I find that the applicant has not advanced any change in circumstances to warrant a review of the denial of his release on bail by the High Court on 30/1/2015, 9/7/2015 and 26/8/2015.
Infact, much of what was argued before me by counsel for the applicant, has been canvassed by my brother Justice Muya on 30/1/2015, 9/7/2015 and 26/8/2015. It would therefore be prudent for this court not to revisit the same issues and review the decision by Justice Muya as this would amount to sitting on an appeal from a co-current court. If these were to happen in a situation where the circumstances are similar, the administration of justice would be put into disrepute.
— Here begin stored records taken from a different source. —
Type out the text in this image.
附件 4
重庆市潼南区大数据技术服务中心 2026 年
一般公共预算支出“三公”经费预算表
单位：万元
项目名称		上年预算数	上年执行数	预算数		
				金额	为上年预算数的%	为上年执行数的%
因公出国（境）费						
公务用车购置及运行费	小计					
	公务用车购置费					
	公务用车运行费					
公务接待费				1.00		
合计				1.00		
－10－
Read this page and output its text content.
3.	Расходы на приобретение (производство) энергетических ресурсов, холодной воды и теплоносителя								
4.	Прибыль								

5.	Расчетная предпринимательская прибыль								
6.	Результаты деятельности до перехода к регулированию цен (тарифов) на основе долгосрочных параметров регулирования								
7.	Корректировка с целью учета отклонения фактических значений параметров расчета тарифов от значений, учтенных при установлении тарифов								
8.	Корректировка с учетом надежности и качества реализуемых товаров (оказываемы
Justice Muya in holding that a contrary finding to the applicant being a flight risk could be arrived at by the High Court under review or by the Court of appeal, the meant first intent. For a review, what is to be considered is quite clear. An in this instant case, I find that the applicant has not satisfied this court that there has been a change in circumstance to warrant a review as prayed. I believe the applicant should have maintained the appeal they had filed as that was the proper procedure.
I therefore decline to grant the applicant prayer for review.
I appreciate that the applicant has been in custody for about a year. There is therefore need for the case to be expedited. I urge all parties to ensure this is done.
Ruling signed, dated and delivered in court on this 29th September, 2015.
D. CHEPKWONY
JUDGE
29/9/15
In the presence of:-
Mr. Gikandi for the applicant
Mr. Nabwana for the applicant
Mr. Wamotsa for the Respondent
Court Assistant Kiarie
29/9/15
Before Hon. Justice D.O. Chepkwony
Court Assistant Kiarie
Mr. Wamotsa for Respondent
Mr. Gikandi, Mr. Nabwana for Applicant
Mr. Gikandi – I wish to be supplied with particulars of the proceedings and ruling and that I could arrange to have them typed in my office so that we can pursue an appeal in the Court of Appeal.
As matters stand now, we have already secured hearing dates of 21st, 22nd and 23rd October 2015.
We therefore need to file an appeal before the order to amend the appeal being rendered nurgatory.
D. CHEPKWONY
JUDGE
29/9/15
Court – Application granted. The applicant counsel and DPP to be supplied with certified photocopies of the court’s ruling as prayed.